Revisar las necesidades diarias
El plan no sólo se ocupa de la contaminación industrial, sino también de los productos de consumo cotidiano. Se han identificado productos como envases de alimentos, productos de rutina y ropa repelente al agua como fuentes potenciales de emisiones de PFAS.
Se realizarán pruebas en artículos como cajas de pizza y bolsas de palomitas de maíz para microondas para rastrear su contenido de PFAS y ayudar a guiar las regulaciones futuras.
El gobierno ha indicado su intención de trabajar con las empresas para desarrollar alternativas más seguras y asequibles. Al fomentar la innovación en los métodos de producción, el Plan PFAS tiene como objetivo reducir las emisiones en origen preservando al mismo tiempo las opciones de los consumidores.
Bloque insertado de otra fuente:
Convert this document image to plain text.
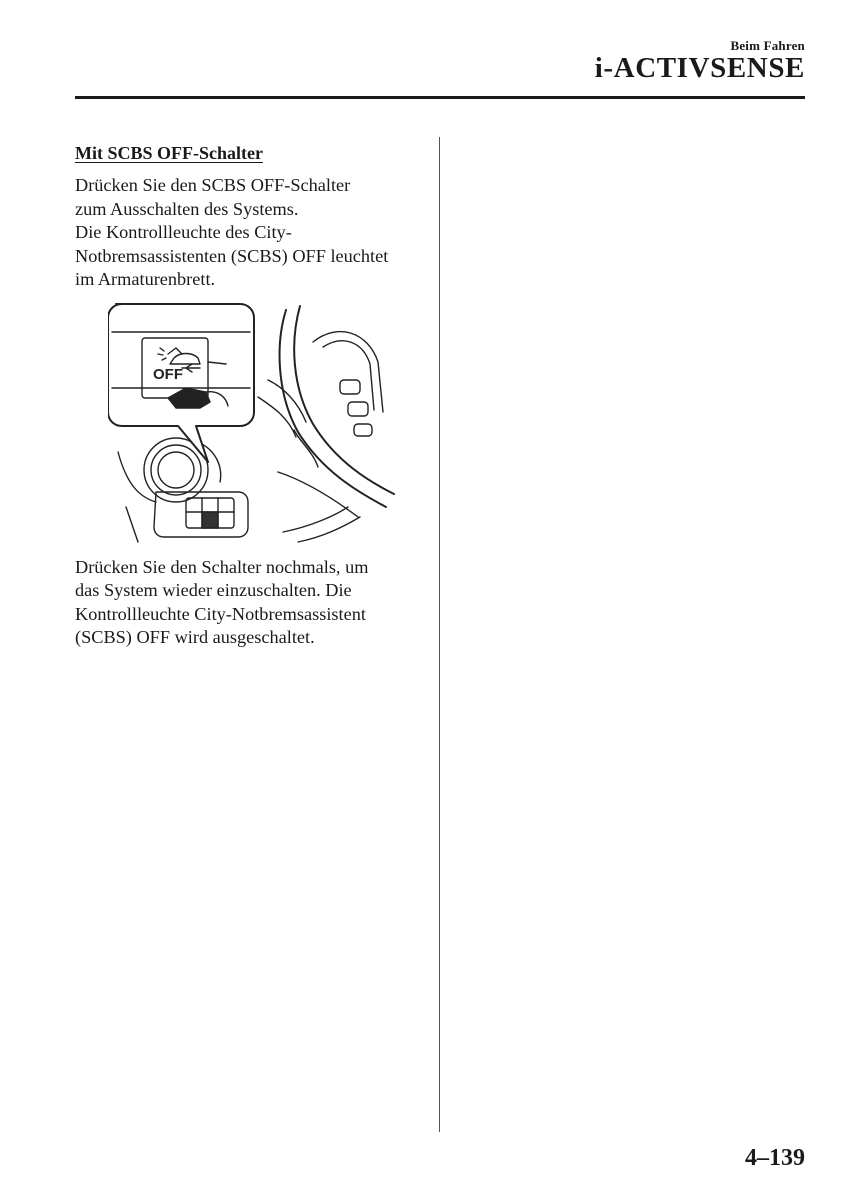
Beim Fahren
i-ACTIVSENSE
Mit SCBS OFF-Schalter

Drücken Sie den SCBS OFF-Schalter
zum Ausschalten des Systems.
Die Kontrollleuchte des City-
Notbremsassistenten (SCBS) OFF leuchtet
im Armaturenbrett.

OFF

Drücken Sie den Schalter nochmals, um
das System wieder einzuschalten. Die
Kontrollleuchte City-Notbremsassistent
(SCBS) OFF wird ausgeschaltet.

4–139
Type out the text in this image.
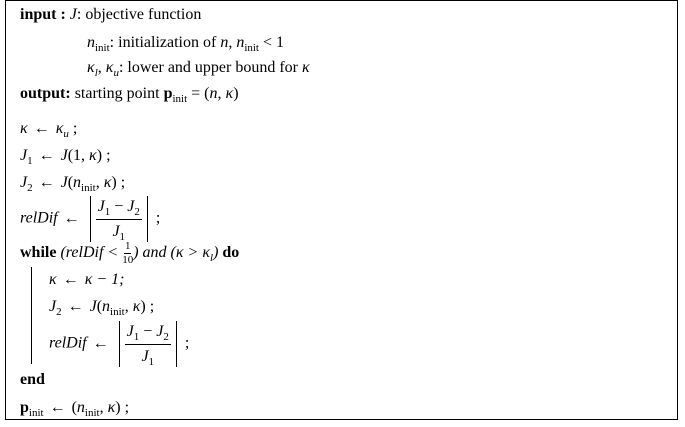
input : J: objective function
$n_{init}$: initialization of n, $n_{init} < 1$
$\kappa_l$, $\kappa_u$: lower and upper bound for κ
output: starting point $p_{init} = (n$, κ)
κ ← $\kappa_u$ ;
$J_1$ ← J(1, κ) ;
$J_2$ ← $J(n_{init}$, κ) ;
relDif ← $\frac{J_1 - J_2}{J_1}$ ;
while (relDif < $\frac{1}{10}$ ) and $(\kappa > \kappa_l)$ do
κ ← κ − 1;
$J_2$ ← $J(n_{init}$, κ) ;
relDif ← $\frac{J_1 - J_2}{J_1}$ ;
end
$p_{init}$ ← ($n_{init}$, κ) ;
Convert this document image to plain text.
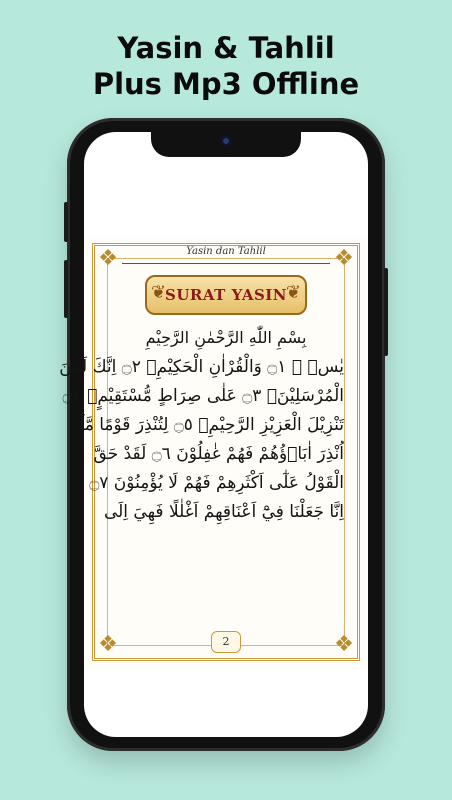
Yasin & Tahlil
Plus Mp3 Offline
❖	❖
❖	❖
Yasin dan Tahlil
❦	❦
SURAT YASIN
بِسْمِ اللّٰهِ الرَّحْمٰنِ الرَّحِيْمِ
يٰسۤ ۚ ۝١ وَالْقُرْاٰنِ الْحَكِيْمِۙ ۝٢ اِنَّكَ لَمِنَ
الْمُرْسَلِيْنَۙ ۝٣ عَلٰى صِرَاطٍ مُّسْتَقِيْمٍۗ ۝٤
تَنْزِيْلَ الْعَزِيْزِ الرَّحِيْمِۙ ۝٥ لِتُنْذِرَ قَوْمًا مَّآ
اُنْذِرَ اٰبَاۤؤُهُمْ فَهُمْ غٰفِلُوْنَ ۝٦ لَقَدْ حَقَّ
الْقَوْلُ عَلٰٓى اَكْثَرِهِمْ فَهُمْ لَا يُؤْمِنُوْنَ ۝٧
اِنَّا جَعَلْنَا فِيْٓ اَعْنَاقِهِمْ اَغْلٰلًا فَهِيَ اِلَى
2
Colaboración y compromiso a largo plazo
La realización del plan PFAS dependerá en gran medida de la colaboración entre los gobiernos, los reguladores y la industria.
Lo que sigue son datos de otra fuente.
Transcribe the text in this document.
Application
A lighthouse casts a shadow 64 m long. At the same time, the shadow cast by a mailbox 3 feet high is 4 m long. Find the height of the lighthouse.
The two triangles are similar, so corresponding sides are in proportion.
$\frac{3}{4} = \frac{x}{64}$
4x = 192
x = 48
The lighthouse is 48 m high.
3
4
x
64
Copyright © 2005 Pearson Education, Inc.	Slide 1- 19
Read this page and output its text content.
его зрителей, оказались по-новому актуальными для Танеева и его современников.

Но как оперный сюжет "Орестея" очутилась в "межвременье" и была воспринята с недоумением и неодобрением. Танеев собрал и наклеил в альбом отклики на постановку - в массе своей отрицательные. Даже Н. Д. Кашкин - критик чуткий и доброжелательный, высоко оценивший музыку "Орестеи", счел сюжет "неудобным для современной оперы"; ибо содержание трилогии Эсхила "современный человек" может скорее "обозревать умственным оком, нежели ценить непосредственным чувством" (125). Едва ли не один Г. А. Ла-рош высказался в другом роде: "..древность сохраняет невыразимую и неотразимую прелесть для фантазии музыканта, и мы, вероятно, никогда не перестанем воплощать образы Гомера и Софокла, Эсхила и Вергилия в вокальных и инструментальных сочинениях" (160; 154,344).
Si bien se desarrollan nuevas directrices para abordar la contaminación histórica con PFAS en tierras contaminadas, los operadores industriales recibirán expectativas más claras con respecto al manejo, monitoreo y eliminación de estos químicos. También continúa el trabajo sobre posibles limitaciones al uso de PFAS en espumas contra incendios.
Los ministros dicen que el plan representa un compromiso a largo plazo, más que una intervención única. A través de una combinación de transparencia, evidencia científica y asociaciones, el Gobierno pretende minimizar los riesgos que plantean las PFAS y proteger tanto a las personas como al medio ambiente para las generaciones venideras.